Wheel of Time, on the other hand, is an anomaly in Herzog’s oeuvre, in that it presents a portrait of a people in harmony with nature and with each other. Asked about this about-face, Herzog says, “The film depicts one of the most important religious rites in the Buddhist world, and when you have 500,000 joyful pilgrims it’s hard to hide a general mood. Initially, I was reluctant to do the film because I didn’t have much knowledge of Buddhism, but the office of the Dalai Lama communicated to me that His Holiness had seen some of my stuff and hoped I would film this event. You can’t get out of it easily when the Dalai Lama summons you, because he’s a very charismatic man. He’s a wonderful, warm-hearted human being who laughs a lot — he’s one of the best laughers I know. And of course, he’s utterly human.”

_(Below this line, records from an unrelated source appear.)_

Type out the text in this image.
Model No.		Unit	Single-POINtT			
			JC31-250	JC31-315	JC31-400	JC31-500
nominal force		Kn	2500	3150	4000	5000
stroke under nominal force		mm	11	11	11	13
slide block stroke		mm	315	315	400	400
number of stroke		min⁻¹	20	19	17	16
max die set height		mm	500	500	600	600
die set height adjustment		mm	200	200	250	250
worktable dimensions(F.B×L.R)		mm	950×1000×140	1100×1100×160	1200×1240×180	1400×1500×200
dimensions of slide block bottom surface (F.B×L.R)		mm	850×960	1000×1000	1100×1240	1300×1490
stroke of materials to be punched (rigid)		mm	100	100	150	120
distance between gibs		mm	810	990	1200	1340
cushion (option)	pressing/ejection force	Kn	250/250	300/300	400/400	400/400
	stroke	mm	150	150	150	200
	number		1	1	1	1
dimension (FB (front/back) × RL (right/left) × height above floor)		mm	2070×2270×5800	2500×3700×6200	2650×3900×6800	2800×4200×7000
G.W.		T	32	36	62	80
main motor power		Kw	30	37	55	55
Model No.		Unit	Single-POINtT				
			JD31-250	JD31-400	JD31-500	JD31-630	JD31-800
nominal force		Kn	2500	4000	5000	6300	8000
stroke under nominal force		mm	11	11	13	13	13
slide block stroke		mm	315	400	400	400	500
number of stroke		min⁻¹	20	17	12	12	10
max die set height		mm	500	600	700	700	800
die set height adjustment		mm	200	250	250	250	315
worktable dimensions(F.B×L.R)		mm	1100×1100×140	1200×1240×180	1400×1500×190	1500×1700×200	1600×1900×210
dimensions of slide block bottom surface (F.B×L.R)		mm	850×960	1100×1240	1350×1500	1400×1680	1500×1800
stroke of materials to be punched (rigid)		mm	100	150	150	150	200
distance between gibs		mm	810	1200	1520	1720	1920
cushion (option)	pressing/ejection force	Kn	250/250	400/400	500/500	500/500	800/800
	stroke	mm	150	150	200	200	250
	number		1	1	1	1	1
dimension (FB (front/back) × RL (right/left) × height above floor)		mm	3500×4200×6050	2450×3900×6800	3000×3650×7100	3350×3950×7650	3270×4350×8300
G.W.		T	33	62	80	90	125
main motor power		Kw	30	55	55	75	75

Herzog has spent so much of his life mucking about in the wilderness that it’s surprising to discover what an elegant man he is in his private life. Entertaining a group of radio journalists during a junket for Grizzly Man, the 62-year-old filmmaker is beautifully dressed, graceful and amusing — he can really turn on the charm. However, as any serious student of cinema will tell you, he can be tough when he needs to be, and his steely resolve has resulted in some surprising career choices. Of his decision to transform Little Dieter Needs To Fly into Rescue Dawn, Herzog says, “Little Dieter Needs To Fly was unfinished business for me because it has many untold elements in it. I chose Christian Bale to star in the film because I do not make mistakes in casting, period, and he is arguably the most talented actor of his generation.”

Film critics may feel the need to distinguish feature films from documentaries, but Herzog makes no such distinction. “I don’t see any difference between fact and fiction,” he declares. “Even cinema vérité, which I don’t like, makes choices and manipulates — a certain camera angle is already a modification of what’s out there. And a fact doesn’t automatically constitute truth. I’ve always been after some deeper, more poetic truth — I call it an ecstatic truth, and it’s been at the heart of all my feature films and all the documentaries.”